A abertura de novas unidades, como o recém-inaugurado espaço de Guarulhos, não apenas aumenta a rede de pessoas atendidas, oferecendo à população local uma ampla gama de serviços assistenciais, esportivos e culturais, como viabiliza algo infelizmente ainda escasso no país: a existência de um espaço generoso e amplo que dê abrigo à produção artística, para que ela se realize em contato direto com um público bem mais diversificado e muitas vezes distante do tradicional circuito de museus, galerias e feiras.
Basta entrar no novo prédio, que em seu primeiro fim de semana recebeu 24 mil visitantes, para perceber a importância da arte no contexto geral do projeto. Pontuam o espaço, de maneira sutil ou com um impacto indisfarçável, trabalhos realizados especialmente para o local ou selecionados a dedo na reserva técnica da instituição.

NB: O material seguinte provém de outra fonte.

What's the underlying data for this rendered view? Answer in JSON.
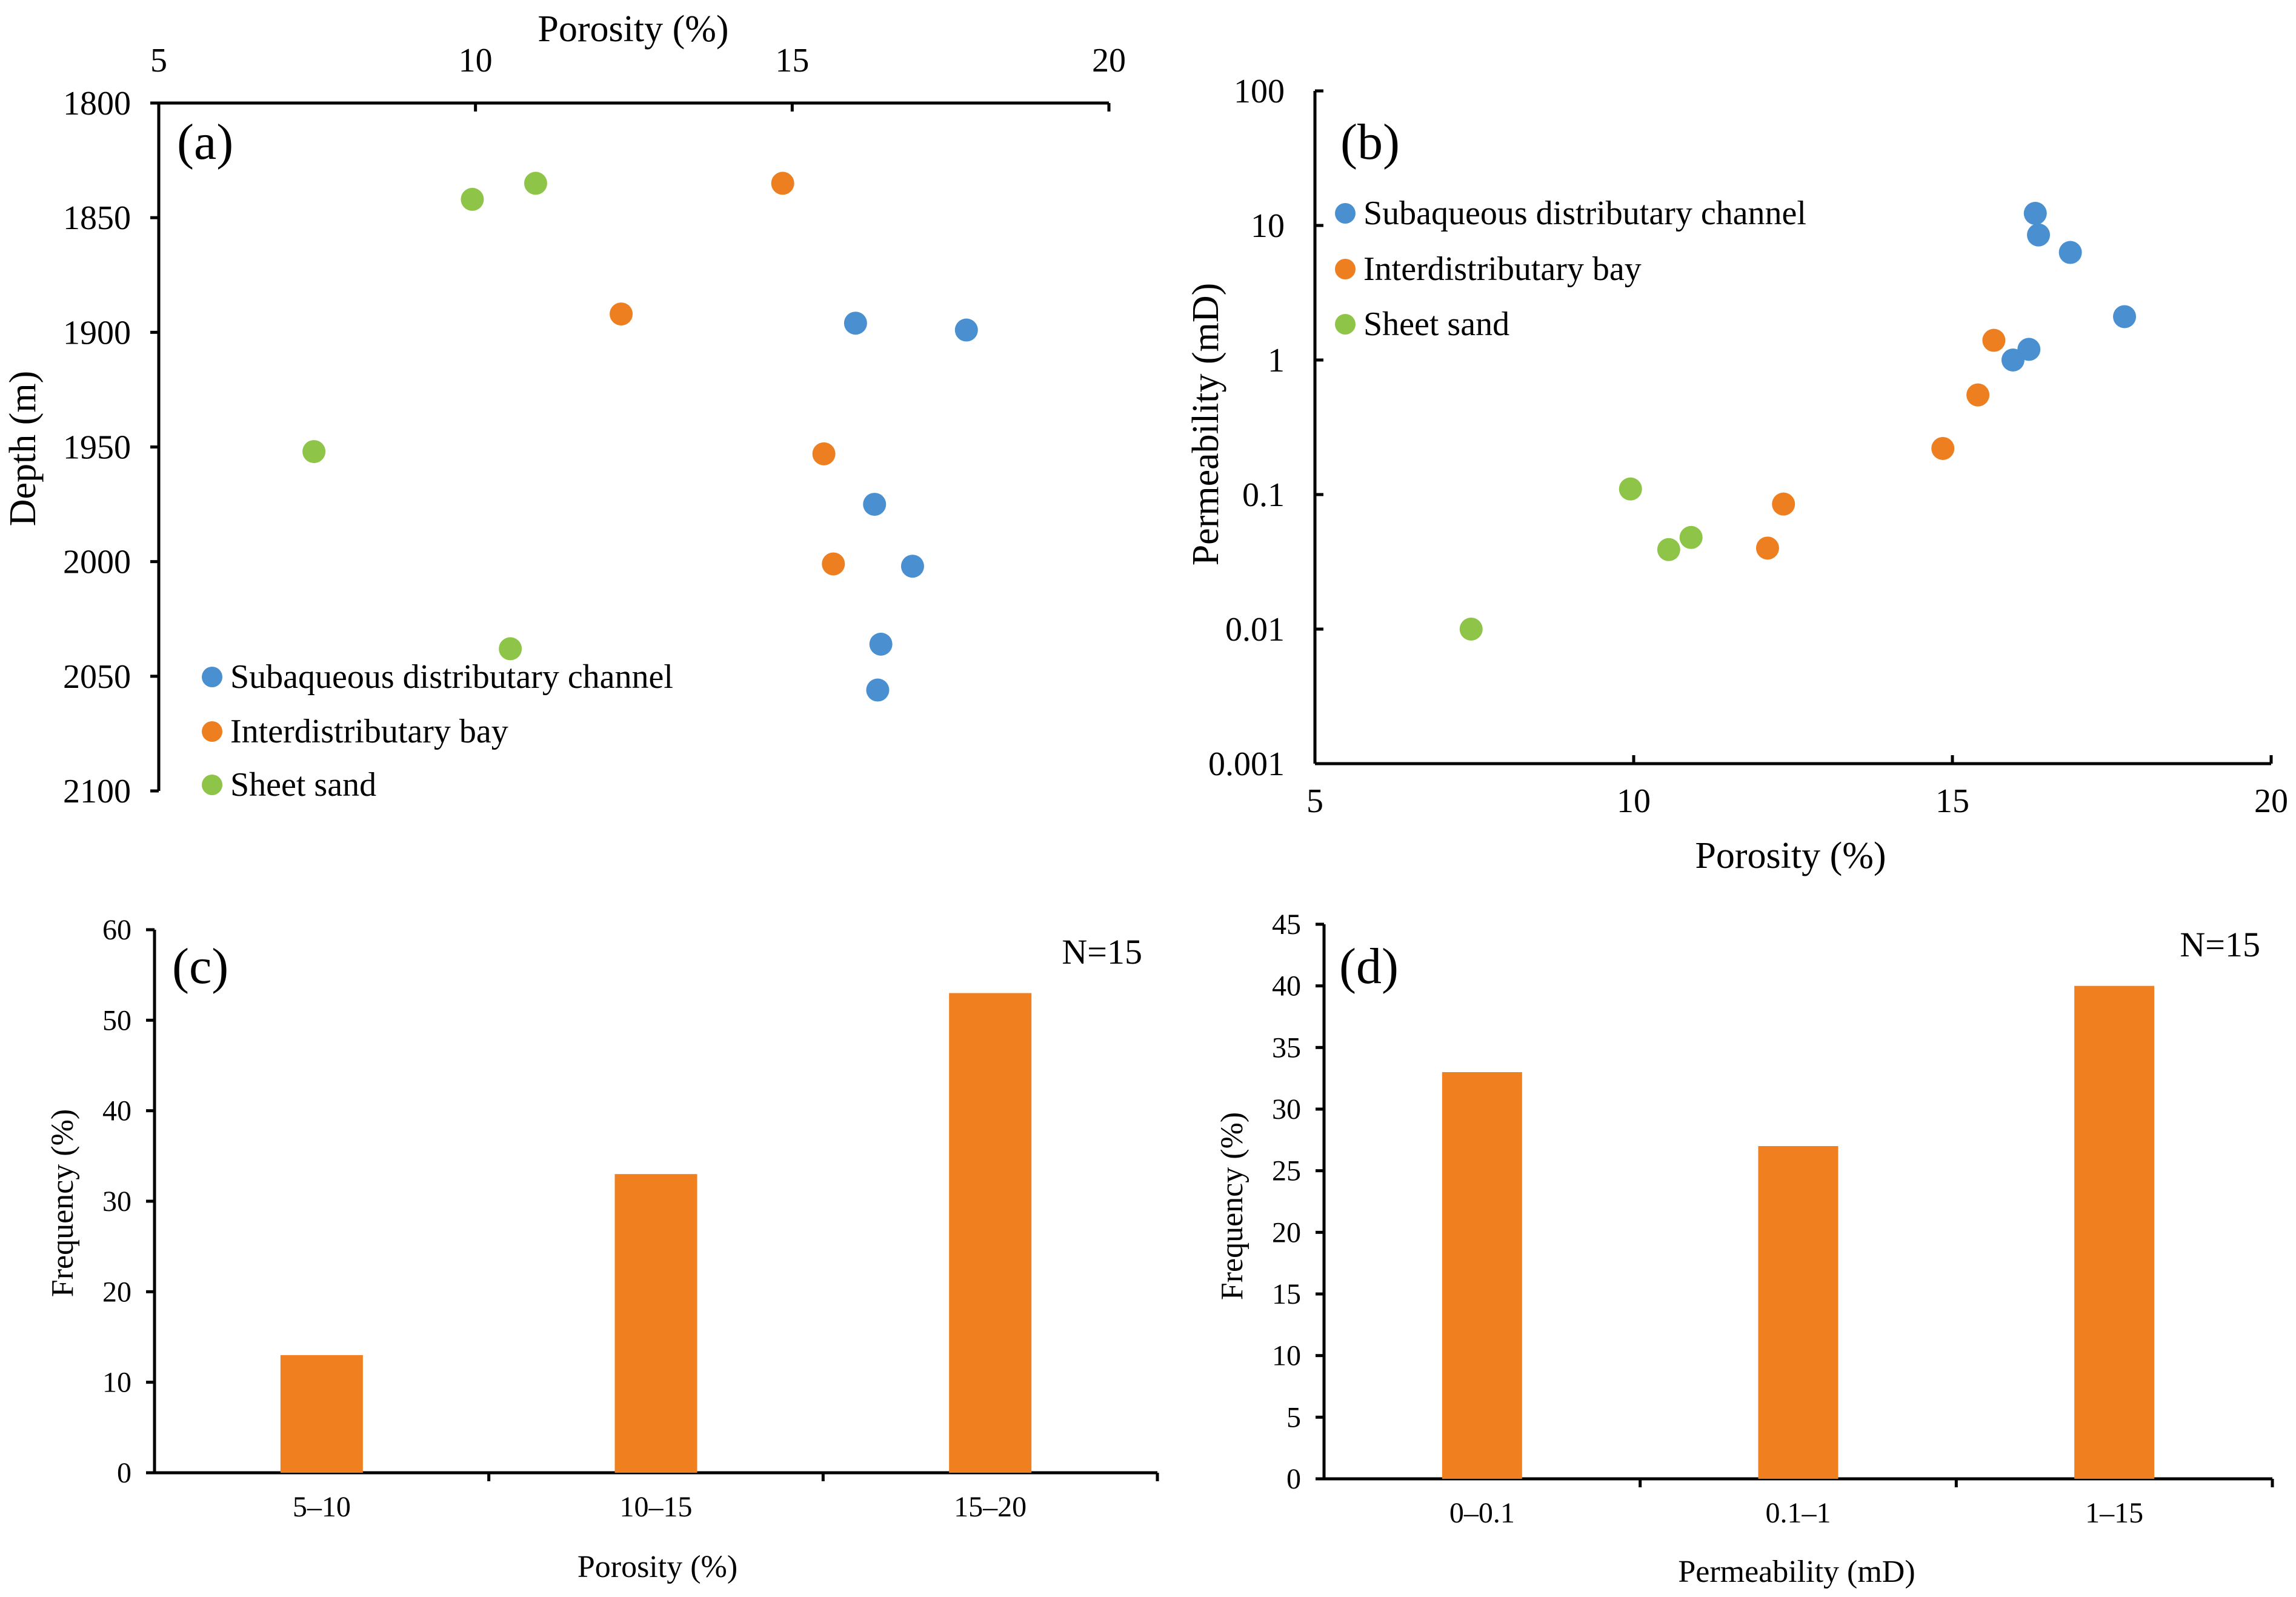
{
  "colors": {
    "channel": "#4a90d1",
    "bay": "#ee7f21",
    "sheet": "#8ec549",
    "bar": "#ef7f1f",
    "axis": "#000000"
  },
  "chart_data": [
    {
      "id": "a",
      "panel_label": "(a)",
      "type": "scatter",
      "title": "",
      "xlabel": "Porosity (%)",
      "ylabel": "Depth (m)",
      "xlim": [
        5,
        20
      ],
      "ylim": [
        1800,
        2100
      ],
      "y_inverted": true,
      "x_axis_position": "top",
      "x_ticks": [
        "5",
        "10",
        "15",
        "20"
      ],
      "y_ticks": [
        "1800",
        "1850",
        "1900",
        "1950",
        "2000",
        "2050",
        "2100"
      ],
      "legend_position": "bottom-left",
      "series": [
        {
          "name": "Subaqueous distributary channel",
          "color_key": "channel",
          "points": [
            [
              16.0,
              1896
            ],
            [
              17.75,
              1899
            ],
            [
              16.3,
              1975
            ],
            [
              16.9,
              2002
            ],
            [
              16.4,
              2036
            ],
            [
              16.35,
              2056
            ]
          ]
        },
        {
          "name": "Interdistributary bay",
          "color_key": "bay",
          "points": [
            [
              14.85,
              1835
            ],
            [
              12.3,
              1892
            ],
            [
              15.5,
              1953
            ],
            [
              15.65,
              2001
            ]
          ]
        },
        {
          "name": "Sheet sand",
          "color_key": "sheet",
          "points": [
            [
              9.95,
              1842
            ],
            [
              10.95,
              1835
            ],
            [
              7.45,
              1952
            ],
            [
              10.55,
              2038
            ]
          ]
        }
      ]
    },
    {
      "id": "b",
      "panel_label": "(b)",
      "type": "scatter",
      "title": "",
      "xlabel": "Porosity (%)",
      "ylabel": "Permeability (mD)",
      "xlim": [
        5,
        20
      ],
      "ylim": [
        0.001,
        100
      ],
      "y_scale": "log",
      "x_ticks": [
        "5",
        "10",
        "15",
        "20"
      ],
      "y_ticks": [
        "0.001",
        "0.01",
        "0.1",
        "1",
        "10",
        "100"
      ],
      "legend_position": "top-left",
      "series": [
        {
          "name": "Subaqueous distributary channel",
          "color_key": "channel",
          "points": [
            [
              16.3,
              12.3
            ],
            [
              16.35,
              8.5
            ],
            [
              16.85,
              6.3
            ],
            [
              17.7,
              2.1
            ],
            [
              16.2,
              1.2
            ],
            [
              15.95,
              1.0
            ]
          ]
        },
        {
          "name": "Interdistributary bay",
          "color_key": "bay",
          "points": [
            [
              15.65,
              1.4
            ],
            [
              15.4,
              0.55
            ],
            [
              14.85,
              0.22
            ],
            [
              12.35,
              0.085
            ],
            [
              12.1,
              0.04
            ]
          ]
        },
        {
          "name": "Sheet sand",
          "color_key": "sheet",
          "points": [
            [
              9.95,
              0.11
            ],
            [
              10.9,
              0.048
            ],
            [
              10.55,
              0.039
            ],
            [
              7.45,
              0.01
            ]
          ]
        }
      ]
    },
    {
      "id": "c",
      "panel_label": "(c)",
      "type": "bar",
      "title": "",
      "annotation": "N=15",
      "xlabel": "Porosity (%)",
      "ylabel": "Frequency (%)",
      "ylim": [
        0,
        60
      ],
      "y_ticks": [
        "0",
        "10",
        "20",
        "30",
        "40",
        "50",
        "60"
      ],
      "categories": [
        "5–10",
        "10–15",
        "15–20"
      ],
      "values": [
        13,
        33,
        53
      ]
    },
    {
      "id": "d",
      "panel_label": "(d)",
      "type": "bar",
      "title": "",
      "annotation": "N=15",
      "xlabel": "Permeability (mD)",
      "ylabel": "Frequency (%)",
      "ylim": [
        0,
        45
      ],
      "y_ticks": [
        "0",
        "5",
        "10",
        "15",
        "20",
        "25",
        "30",
        "35",
        "40",
        "45"
      ],
      "categories": [
        "0–0.1",
        "0.1–1",
        "1–15"
      ],
      "values": [
        33,
        27,
        40
      ]
    }
  ]
}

Assinados por uma gama bastante variada de artistas, as obras são de autoria e gêneros diversos, compreendendo desde artesãos anônimos, como os autores dos ex-votos que compõem um painel instalado no hall de entrada, até nomes importantes da cena contemporânea. Ao todo mais de 15 autores, alguns com várias criações (como Leonilson e Sidney Amaral), assinam as obras.
Na fachada do Sesc, ainda no exterior, uma grande escultura de Sérvulo Esmeraldo recebe os visitantes. Trata-se de uma peça de grande simplicidade, que contrasta com suas dimensões colossais, com mais de dez metros de altura: dois quadrados, um branco e um azul, que se tocam parcialmente e ativam o espaço a sua volta, como desenhos que se esforçam para adquirir uma força tridimensional.
Logo na entrada, estabelecendo uma sintonia fina com a arquitetura arejada de Renato e Lilian Dal Pian, foi instalada uma monumental escultura em gesso de Carlito Carvalhosa. Com um formato semelhante ao do morro do Pão de Açúcar, no Rio, e pendurada no vazio de cabeça para baixo, com a ajuda de uma estrutura de ferro e grossos tirantes que a conectam às paredes do prédio, a peça atrai os olhares perplexos, que se perguntam sobre o caráter permanente e ao mesmo tempo instável e precário de uma montanha pesada e invertida que flutua no ar.
Mesmo sendo provavelmente a mais impactante da nova unidade, a peça de Carvalhosa, Já estava assim quando cheguei, não é a única grande obra especialmente concebida para o espaço. No mesmo hall, ocupando uma longa parede no segundo andar do prédio, está o painel criado por Adriana Varejão. Composto por sete grandes círculos com formas geométricas e orgânicas, a pintura mural se insere num projeto já desenvolvido há tempos pela artista, no qual investiga a ampla gama de cores de pele dos brasileiros, a problemática questão da autoidentificação em uma sociedade marcada por um forte, mesmo que disfarçado, racismo.
É interessante ressaltar que as escolhas de trabalhos permanentes para o novo espaço não têm a pretensão de reinventar poéticas. Pelo contrário, a proposta potencializa o alcance das obras de arte – em grande parte pelo destaque e generosidade do espaço concedidos a elas –, sem contudo sacrificar sua conexão com a poética particular de cada um dos autores. A grandiosidade e as especificidades de um centro cultural de ampla circulação não acarretam em um abandono das pesquisas dos artistas convidados. Pelo contrário, abre-lhes uma possibilidade de viabilizar algo que, na prática, é quase impossível nos nossos centros urbanos densos e fragmentados. É o caso, por exemplo, da gigantesca pintura Paisagem Desaguando, criada por Janaina Tschäpe para o ginásio e que estabelece um interessante paralelo visual com o núcleo contíguo das piscinas. Ou da obra de Eduardo Frota, composta por duas enormes peças que pertencem a sua série já conhecida dos carretéis, situada no jardim. A diferença é que neste caso optou-se pela troca dos já tradicionais perfis de madeira pelo aço, material mais resistente para uma exposição de longa duração.
É curioso notar como o artista consegue, apesar do caráter massivo do ferro, um paradoxal aspecto de leveza. Além da precisão com que é construída, com um encaixe perfeito de centenas de rodelas de aço sobrepostas, a escultura é oca em seu interior, tornando possível ver o céu através dela e dando certa transparência à brutalidade do metal.